NO MEDICAL ADVICE: Prescription Bliss does not provide medical advice or care.  Neither the Site, the Application, nor the Services should be as a substitute for medical advice for medical problems or conditions. If you have or suspect that you have a medical problem or condition, please contact a qualified healthcare professional immediately. If you are in the United States and are experiencing a medical emergency, please call 911 or call for emergency medical help on the nearest telephone.  Pharmaceutical companies generally deliver medications to approved applicants or their physicians in approximately four to six weeks. We do not manufacture, supply, warehouse, prescribe, purchase, sell, fulfill, handle, dispense, ship, or deliver medication. We are not an insurer, HMO, hospital, clinic, physician service, and we do not provide medical advice. CONSULT YOUR PHYSICIAN ABOUT THE PRUDENCE OF STOPPING OR DELAYING TAKING YOUR PRESCRIBED MEDICATIONS WHILE WAITING ON PROCESSING YOUR PAP APPLICATION OR RECEIPT OF APPROVED MEDICATIONS.

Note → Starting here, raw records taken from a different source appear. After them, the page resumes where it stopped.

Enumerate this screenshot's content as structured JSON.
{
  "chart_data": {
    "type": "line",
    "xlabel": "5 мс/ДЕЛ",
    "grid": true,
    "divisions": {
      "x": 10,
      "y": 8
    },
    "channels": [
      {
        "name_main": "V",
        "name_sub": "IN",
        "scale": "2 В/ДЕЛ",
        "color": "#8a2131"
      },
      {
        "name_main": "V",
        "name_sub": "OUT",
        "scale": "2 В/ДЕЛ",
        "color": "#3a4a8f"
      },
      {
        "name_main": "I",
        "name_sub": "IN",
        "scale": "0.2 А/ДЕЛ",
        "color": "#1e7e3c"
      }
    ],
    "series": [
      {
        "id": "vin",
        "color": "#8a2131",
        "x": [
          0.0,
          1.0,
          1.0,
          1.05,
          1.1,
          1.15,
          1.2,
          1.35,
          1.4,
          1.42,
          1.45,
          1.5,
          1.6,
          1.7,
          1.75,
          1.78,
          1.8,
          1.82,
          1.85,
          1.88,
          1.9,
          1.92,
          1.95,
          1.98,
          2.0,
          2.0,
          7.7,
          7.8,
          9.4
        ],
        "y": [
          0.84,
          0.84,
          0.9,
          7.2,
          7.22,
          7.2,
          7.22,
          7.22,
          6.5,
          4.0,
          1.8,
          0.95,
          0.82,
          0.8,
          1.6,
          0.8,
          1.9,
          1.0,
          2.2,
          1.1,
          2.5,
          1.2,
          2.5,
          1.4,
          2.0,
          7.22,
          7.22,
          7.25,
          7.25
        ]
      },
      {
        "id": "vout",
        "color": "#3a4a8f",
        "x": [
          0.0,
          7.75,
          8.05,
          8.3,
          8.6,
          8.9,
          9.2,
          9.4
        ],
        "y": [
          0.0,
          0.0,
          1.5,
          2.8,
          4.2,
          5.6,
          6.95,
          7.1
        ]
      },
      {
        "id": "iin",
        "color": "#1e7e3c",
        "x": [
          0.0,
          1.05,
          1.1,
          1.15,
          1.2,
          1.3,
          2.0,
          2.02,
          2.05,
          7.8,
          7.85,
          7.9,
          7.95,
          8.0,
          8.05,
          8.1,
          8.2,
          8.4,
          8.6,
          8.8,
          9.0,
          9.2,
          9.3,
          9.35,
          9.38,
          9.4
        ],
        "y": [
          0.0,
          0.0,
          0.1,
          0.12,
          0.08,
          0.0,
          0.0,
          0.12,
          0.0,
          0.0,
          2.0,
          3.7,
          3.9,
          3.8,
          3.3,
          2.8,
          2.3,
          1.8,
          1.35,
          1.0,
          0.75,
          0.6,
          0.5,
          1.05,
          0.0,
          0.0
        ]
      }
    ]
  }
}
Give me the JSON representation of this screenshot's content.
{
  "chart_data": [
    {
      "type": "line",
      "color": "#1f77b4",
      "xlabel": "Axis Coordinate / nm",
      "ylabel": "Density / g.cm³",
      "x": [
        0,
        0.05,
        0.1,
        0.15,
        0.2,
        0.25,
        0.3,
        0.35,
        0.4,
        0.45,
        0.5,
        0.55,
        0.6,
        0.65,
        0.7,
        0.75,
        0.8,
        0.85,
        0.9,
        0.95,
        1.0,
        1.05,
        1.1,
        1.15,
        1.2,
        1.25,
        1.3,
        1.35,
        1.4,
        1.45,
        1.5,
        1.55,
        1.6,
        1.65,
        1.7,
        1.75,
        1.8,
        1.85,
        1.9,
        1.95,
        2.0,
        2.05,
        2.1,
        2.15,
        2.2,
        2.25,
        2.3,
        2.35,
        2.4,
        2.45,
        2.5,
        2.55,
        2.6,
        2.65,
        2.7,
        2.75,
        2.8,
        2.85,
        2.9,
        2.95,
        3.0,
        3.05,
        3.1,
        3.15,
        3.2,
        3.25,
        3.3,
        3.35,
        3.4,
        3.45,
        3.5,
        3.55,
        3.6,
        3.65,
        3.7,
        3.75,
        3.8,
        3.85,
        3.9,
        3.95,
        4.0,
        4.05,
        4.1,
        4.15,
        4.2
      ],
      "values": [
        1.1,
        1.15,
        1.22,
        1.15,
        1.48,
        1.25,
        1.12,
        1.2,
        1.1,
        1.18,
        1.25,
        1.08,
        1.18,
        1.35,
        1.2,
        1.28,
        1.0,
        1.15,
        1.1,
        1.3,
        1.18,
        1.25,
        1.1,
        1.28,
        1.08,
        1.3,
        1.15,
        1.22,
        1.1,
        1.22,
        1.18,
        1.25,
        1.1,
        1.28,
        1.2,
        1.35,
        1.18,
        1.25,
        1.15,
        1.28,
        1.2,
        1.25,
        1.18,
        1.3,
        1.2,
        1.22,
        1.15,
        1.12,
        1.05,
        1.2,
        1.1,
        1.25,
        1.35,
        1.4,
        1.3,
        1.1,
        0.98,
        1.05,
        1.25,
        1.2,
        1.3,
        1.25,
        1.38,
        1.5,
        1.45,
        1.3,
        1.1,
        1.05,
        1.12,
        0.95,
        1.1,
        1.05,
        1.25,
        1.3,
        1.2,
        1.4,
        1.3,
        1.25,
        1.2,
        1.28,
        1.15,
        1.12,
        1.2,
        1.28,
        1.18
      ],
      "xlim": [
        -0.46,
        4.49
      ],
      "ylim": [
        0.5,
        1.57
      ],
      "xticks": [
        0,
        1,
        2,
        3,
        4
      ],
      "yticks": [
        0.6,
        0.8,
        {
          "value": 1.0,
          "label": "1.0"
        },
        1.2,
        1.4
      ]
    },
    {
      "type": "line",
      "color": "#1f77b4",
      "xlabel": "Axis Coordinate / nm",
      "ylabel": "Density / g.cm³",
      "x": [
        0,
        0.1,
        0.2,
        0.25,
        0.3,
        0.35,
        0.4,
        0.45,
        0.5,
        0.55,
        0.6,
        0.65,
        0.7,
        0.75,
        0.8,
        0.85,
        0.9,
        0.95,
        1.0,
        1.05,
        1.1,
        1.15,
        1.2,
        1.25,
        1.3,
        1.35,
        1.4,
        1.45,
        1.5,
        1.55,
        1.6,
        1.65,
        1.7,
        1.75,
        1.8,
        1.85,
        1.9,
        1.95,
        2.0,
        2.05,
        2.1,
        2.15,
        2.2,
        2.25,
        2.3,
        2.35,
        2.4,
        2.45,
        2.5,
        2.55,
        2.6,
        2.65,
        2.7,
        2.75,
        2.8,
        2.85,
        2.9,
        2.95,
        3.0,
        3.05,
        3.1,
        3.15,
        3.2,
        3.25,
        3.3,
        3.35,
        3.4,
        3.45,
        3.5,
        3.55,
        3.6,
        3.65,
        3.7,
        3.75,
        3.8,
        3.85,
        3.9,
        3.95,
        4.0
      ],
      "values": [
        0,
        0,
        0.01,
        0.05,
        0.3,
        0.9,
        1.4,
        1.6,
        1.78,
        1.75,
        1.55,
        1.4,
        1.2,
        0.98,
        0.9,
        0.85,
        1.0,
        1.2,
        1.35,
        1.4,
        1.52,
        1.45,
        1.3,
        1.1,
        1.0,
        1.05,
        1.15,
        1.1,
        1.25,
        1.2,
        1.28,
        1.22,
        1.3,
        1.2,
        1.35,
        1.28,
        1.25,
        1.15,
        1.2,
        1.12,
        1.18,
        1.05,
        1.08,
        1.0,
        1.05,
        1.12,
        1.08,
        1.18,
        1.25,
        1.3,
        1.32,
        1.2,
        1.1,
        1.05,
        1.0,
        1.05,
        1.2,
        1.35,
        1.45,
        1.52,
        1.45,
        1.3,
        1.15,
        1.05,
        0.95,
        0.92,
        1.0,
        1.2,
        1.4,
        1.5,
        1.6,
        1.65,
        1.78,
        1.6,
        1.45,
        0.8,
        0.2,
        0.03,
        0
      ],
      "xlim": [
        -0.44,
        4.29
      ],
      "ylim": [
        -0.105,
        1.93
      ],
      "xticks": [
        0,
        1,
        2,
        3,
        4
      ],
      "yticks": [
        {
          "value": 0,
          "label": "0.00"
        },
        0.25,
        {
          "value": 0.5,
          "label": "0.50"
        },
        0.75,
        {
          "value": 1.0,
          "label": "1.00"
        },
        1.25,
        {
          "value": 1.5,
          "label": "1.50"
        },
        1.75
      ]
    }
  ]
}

ARBITRATION NOTICE:  PLEASE REVIEW THE ARBITRATION AGREEMENT SET FORTH ON OUR WEBSITE  AS IT WILL REQUIRE YOU TO RESOLVE DISPUTES WITH US ON AN INDIVIDUAL BASIS THROUGH FINAL AND BINDING ARBITRATION. BY ENTERING THIS AGREEMENT, YOU EXPRESSLY ACKNOWLEDGE THAT YOU HAVE READ AND UNDERSTAND ALL OF THE TERMS OF THIS AGREEMENT AND THE ARBITRATION AGREEMENT AND HAVE TAKEN TIME TO CONSIDER THE CONSEQUENCES OF THIS IMPORTANT DECISION.